I’m pretty sure it won’t break the sound barrier, since the drag coefficient is a function of Mach, and is maximum at Mach 1.

Seems that way to me too, but 100,000 pounds is a lot of whale.
I didn’t like that mass density unit either. Who calculates in units of slugs per cubic feet?

A couple things are made very obvious by these figures.
1: The exact shape matters A LOT.
2: The weight of the whale will cause it to fall at a pretty good clip regardless of the drag coefficient.

QUOTE]
My whale had a lot bigger head than your whale. Also the Cd is dependent on, among other things, how smooth the outside is. Per Wikipedia sperm whales have a bunch of knobs all over them, so my Cd was bigger.

Couldn’t one use a drag coefficient from a little boy-type bomb? I mean, the evolution of a whale and the design of a bomb are both bent on almost the same purpose: moving easily through a fluid medium with a particular orientation. Does anyone have a good drag coefficient for a bomb or large missile?
(Squink and Santo, its answers like those that make me love the dope!)

So we could orbit a whale but not get them up to escape velocity. Wel that’s a relief. They’d be out in the universe blabbing all our secrets if we let them.

Why, because we’re geeks? Here’s a pagethat shows drag coefficient versus Mach. I thought it peaked at 1, but it’s actually at about 1.5 or so. I think we could get a pretty reasonable assumption if we used the round nose projectile.
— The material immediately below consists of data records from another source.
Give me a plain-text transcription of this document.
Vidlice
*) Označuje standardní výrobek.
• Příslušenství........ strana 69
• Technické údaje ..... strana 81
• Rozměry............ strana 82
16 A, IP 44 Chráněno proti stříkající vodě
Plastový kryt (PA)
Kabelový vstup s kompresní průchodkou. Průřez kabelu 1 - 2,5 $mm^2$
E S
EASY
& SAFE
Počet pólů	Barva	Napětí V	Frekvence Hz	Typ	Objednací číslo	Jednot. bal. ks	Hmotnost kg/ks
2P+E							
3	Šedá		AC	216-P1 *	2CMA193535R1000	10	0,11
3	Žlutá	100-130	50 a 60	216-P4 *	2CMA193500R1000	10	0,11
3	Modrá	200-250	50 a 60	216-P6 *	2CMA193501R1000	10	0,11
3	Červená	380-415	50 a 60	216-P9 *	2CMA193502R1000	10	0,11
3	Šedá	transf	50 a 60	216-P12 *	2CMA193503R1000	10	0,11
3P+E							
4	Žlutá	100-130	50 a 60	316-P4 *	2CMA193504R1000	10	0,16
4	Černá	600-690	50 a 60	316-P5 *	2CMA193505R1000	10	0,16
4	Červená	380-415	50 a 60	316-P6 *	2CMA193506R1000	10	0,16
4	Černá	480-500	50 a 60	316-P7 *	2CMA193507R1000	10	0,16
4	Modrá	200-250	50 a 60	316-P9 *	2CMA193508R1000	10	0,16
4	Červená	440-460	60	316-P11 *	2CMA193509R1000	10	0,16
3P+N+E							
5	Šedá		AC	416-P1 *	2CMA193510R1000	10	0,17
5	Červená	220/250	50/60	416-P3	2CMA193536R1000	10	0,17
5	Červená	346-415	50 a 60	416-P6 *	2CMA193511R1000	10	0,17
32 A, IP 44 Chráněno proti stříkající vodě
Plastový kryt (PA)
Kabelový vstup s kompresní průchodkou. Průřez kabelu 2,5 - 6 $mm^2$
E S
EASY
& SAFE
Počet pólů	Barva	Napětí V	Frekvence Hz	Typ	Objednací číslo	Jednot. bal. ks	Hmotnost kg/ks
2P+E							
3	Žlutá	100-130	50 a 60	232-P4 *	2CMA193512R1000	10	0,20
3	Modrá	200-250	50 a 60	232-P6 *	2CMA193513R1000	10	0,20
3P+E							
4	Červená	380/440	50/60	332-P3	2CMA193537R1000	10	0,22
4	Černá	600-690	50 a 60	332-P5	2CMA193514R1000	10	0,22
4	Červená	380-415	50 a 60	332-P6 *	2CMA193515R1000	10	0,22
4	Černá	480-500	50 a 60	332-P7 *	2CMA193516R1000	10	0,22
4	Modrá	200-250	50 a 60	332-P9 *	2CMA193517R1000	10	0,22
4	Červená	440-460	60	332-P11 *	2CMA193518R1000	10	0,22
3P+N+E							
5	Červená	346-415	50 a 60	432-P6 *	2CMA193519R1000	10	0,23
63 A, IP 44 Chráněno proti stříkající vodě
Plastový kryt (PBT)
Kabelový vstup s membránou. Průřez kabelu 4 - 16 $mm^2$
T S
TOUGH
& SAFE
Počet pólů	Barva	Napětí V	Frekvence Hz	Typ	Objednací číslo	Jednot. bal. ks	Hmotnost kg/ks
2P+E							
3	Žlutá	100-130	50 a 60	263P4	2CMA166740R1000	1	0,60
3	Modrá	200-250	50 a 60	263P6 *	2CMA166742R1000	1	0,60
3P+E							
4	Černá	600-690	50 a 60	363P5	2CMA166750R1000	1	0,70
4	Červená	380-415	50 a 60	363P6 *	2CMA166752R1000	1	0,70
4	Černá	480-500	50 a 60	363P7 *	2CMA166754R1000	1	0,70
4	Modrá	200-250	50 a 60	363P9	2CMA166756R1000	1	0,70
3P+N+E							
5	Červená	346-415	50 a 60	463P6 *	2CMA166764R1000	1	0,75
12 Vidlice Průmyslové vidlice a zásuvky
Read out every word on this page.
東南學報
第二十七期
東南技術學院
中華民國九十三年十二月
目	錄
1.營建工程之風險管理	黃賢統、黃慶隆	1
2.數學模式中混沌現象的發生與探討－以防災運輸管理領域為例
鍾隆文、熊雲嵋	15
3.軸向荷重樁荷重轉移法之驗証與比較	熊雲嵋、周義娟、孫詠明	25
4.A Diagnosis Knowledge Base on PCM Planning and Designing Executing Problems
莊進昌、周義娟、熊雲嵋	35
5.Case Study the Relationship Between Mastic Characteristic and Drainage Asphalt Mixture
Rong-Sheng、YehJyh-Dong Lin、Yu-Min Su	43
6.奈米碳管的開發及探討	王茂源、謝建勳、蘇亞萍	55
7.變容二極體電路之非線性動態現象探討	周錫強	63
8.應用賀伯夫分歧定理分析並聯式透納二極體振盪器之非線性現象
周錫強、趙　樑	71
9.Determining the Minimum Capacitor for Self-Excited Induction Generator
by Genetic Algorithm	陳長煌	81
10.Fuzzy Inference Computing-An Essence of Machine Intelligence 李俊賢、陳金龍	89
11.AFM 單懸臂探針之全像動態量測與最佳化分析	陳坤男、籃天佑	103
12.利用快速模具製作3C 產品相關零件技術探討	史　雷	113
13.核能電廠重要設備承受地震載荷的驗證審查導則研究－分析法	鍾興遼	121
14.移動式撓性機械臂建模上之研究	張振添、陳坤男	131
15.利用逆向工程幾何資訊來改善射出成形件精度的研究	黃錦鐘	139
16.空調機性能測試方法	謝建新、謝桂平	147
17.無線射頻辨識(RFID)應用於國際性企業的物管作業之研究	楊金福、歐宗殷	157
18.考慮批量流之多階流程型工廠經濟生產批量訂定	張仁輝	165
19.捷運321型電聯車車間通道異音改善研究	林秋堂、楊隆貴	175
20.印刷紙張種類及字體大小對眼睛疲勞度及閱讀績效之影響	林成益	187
I wrote a bit of code in MatLab several years ago that used an identical graph. We were shooting a 10,000 pound projectile as vertical as possible at about Mach 4. I was supposed to get an estimate of the closest we could expect it to land to the launch site, as well as how high it would go. I created a lookup table in MatLab to be able to vary the drag coefficient as the projectile slowed to a stop, and then tumbled back down to earth. We don’t need a lookup table for this problem, a simple iteration would suffice.

I think the problem is with your slugs, you probably have to divide it by gravity before you put it into your equations. Here’s what I end up with:
%% Terminal Velocity of a Sperm Whale

clear
clc
m = [52 80 130] * 1000; %130 metric tons, kg
g = 9.81; %m/s^2
rho = 1.2; %kg/m^3
d = [2.1 2.5 2.9]; %m
A = pi * d.^2 / 4 %m^2
Cd = .55;

Vt = sqrt(2 * m * g ./ (rho .* A * Cd))
Where 52, 80, and 130 are values for an average sized whale, the largest one around today, and the largest theoretical one before whaling made them endangered, respectively. 2.1 is given as the average diameter, I guestimated 2.5 and 2.9 The answers are:

668, 696, 765
all in meters per second.

.55 is the drag coefficient based on the chart I linked to at Mach 2.

Note the first number is virtually identical to the one SandyHook posted, although I wish they had shared their inputs.

ETA: For those wondering, the ‘%’ sign means that MatLab ignores everything after it, while the ‘.’ means that the matrix is multiplied element wise instead of using rules of linear algebra.